Abstract
The aim of these notes is to collect and motivate the basic localization toolbox for the geometric study of “spaces” locally described by noncommutative rings and their categories of modules.
We present the basics of the Ore localization of rings and modules in great detail. Common practical techniques are studied as well. We also describe a counterexample to a folklore test principle for Ore sets. Localization in negatively filtered rings arising in deformation theory is presented. A new notion of the differential Ore condition is introduced in the study of the localization of differential calculi.

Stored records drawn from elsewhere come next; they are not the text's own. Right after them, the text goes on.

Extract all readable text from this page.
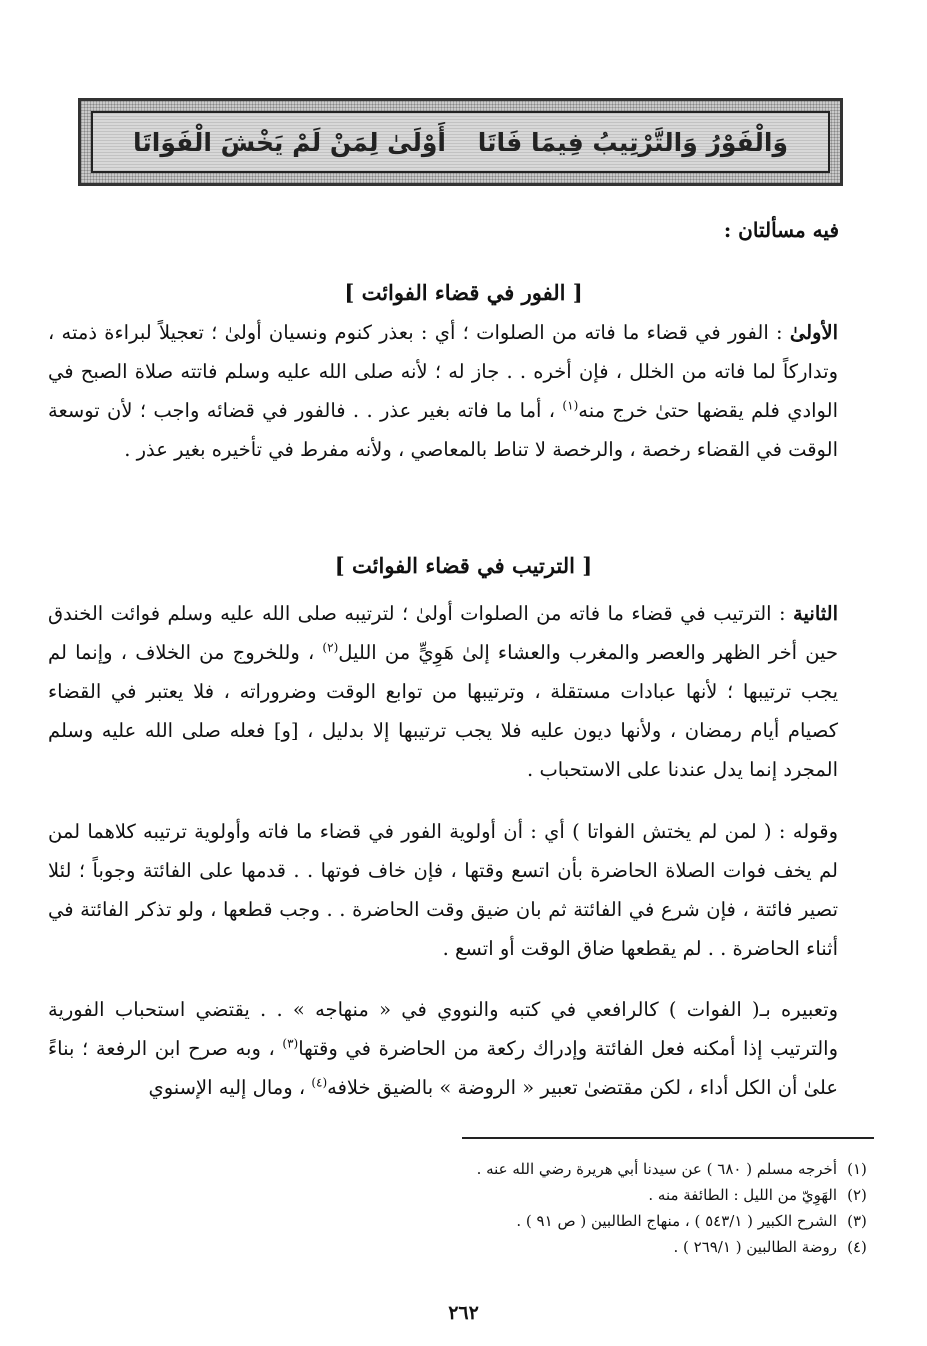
وَالْفَوْرُ وَالتَّرْتِيبُ فِيمَا فَاتَا
أَوْلَىٰ لِمَنْ لَمْ يَخْشَ الْفَوَاتَا
فيه مسألتان :
[ الفور في قضاء الفوائت ]
الأولىٰ : الفور في قضاء ما فاته من الصلوات ؛ أي : بعذر كنوم ونسيان أولىٰ ؛ تعجيلاً لبراءة ذمته ، وتداركاً لما فاته من الخلل ، فإن أخره . . جاز له ؛ لأنه صلى الله عليه وسلم فاتته صلاة الصبح في الوادي فلم يقضها حتىٰ خرج منه$^{(١)}$ ، أما ما فاته بغير عذر . . فالفور في قضائه واجب ؛ لأن توسعة الوقت في القضاء رخصة ، والرخصة لا تناط بالمعاصي ، ولأنه مفرط في تأخيره بغير عذر .
[ الترتيب في قضاء الفوائت ]
الثانية : الترتيب في قضاء ما فاته من الصلوات أولىٰ ؛ لترتيبه صلى الله عليه وسلم فوائت الخندق حين أخر الظهر والعصر والمغرب والعشاء إلىٰ هَوِيٍّ من الليل$^{(٢)}$ ، وللخروج من الخلاف ، وإنما لم يجب ترتيبها ؛ لأنها عبادات مستقلة ، وترتيبها من توابع الوقت وضروراته ، فلا يعتبر في القضاء كصيام أيام رمضان ، ولأنها ديون عليه فلا يجب ترتيبها إلا بدليل ، [و] فعله صلى الله عليه وسلم المجرد إنما يدل عندنا على الاستحباب .
وقوله : ( لمن لم يختش الفواتا ) أي : أن أولوية الفور في قضاء ما فاته وأولوية ترتيبه كلاهما لمن لم يخف فوات الصلاة الحاضرة بأن اتسع وقتها ، فإن خاف فوتها . . قدمها على الفائتة وجوباً ؛ لئلا تصير فائتة ، فإن شرع في الفائتة ثم بان ضيق وقت الحاضرة . . وجب قطعها ، ولو تذكر الفائتة في أثناء الحاضرة . . لم يقطعها ضاق الوقت أو اتسع .
وتعبيره بـ( الفوات ) كالرافعي في كتبه والنووي في « منهاجه » . . يقتضي استحباب الفورية والترتيب إذا أمكنه فعل الفائتة وإدراك ركعة من الحاضرة في وقتها$^{(٣)}$ ، وبه صرح ابن الرفعة ؛ بناءً علىٰ أن الكل أداء ، لكن مقتضىٰ تعبير « الروضة » بالضيق خلافه$^{(٤)}$ ، ومال إليه الإسنوي
(١)
أخرجه مسلم ( ٦٨٠ ) عن سيدنا أبي هريرة رضي الله عنه .
(٢)
الهَوِيّ من الليل : الطائفة منه .
(٣)
الشرح الكبير ( ٥٤٣/١ ) ، منهاج الطالبين ( ص ٩١ ) .
(٤)
روضة الطالبين ( ٢٦٩/١ ) .
٢٦٢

To aid the geometrical viewpoint, localization is studied with emphasis on descent formalism, flatness, the abelian categories of quasi-coherent sheaves and generalizations, and natural pairs of adjoint functors for sheaf and module categories. The key motivational theorems from the seminal works of Gabriel on localization, abelian categories and schemes are quoted without proof, as well as the related statements of Popescu, Eilenberg-watts, Deligne and Rosenberg.

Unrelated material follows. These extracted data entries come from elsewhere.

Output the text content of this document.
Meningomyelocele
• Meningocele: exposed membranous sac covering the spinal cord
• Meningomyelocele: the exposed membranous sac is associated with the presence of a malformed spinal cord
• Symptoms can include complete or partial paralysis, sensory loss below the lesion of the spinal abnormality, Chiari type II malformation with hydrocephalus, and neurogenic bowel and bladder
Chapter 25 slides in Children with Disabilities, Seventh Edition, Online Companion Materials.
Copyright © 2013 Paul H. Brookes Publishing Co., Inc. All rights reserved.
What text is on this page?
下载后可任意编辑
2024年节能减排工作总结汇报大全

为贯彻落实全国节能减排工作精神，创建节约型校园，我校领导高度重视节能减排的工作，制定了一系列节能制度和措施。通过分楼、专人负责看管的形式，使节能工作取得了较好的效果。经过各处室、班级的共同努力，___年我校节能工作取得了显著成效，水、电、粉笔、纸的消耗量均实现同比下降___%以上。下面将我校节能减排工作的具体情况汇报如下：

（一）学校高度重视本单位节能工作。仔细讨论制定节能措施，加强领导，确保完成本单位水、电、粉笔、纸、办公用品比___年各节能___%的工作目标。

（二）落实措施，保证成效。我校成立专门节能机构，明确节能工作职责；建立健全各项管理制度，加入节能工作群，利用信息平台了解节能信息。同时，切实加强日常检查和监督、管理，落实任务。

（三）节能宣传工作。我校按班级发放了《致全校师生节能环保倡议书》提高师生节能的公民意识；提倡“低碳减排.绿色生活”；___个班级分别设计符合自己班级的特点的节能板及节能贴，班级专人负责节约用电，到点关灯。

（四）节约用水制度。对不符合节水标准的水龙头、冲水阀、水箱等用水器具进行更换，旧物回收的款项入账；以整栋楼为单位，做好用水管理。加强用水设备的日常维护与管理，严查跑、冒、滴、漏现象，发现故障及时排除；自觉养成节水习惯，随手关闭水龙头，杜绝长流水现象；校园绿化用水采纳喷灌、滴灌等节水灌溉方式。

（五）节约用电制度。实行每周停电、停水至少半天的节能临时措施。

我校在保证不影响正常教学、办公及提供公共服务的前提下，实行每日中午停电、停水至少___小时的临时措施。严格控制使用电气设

The Cohn universal localization does not have good flatness properties, but it is determined by the localization map already at the ring level, like the perfect localizations are. Cohn localization is here related to the quasideterminants of Gelfand and Retakh; and this may help the understanding of both subjects.
Introduction
Objectives and scope. This is an introduction to Ore localizations and generalizations, with geometric applications in mind.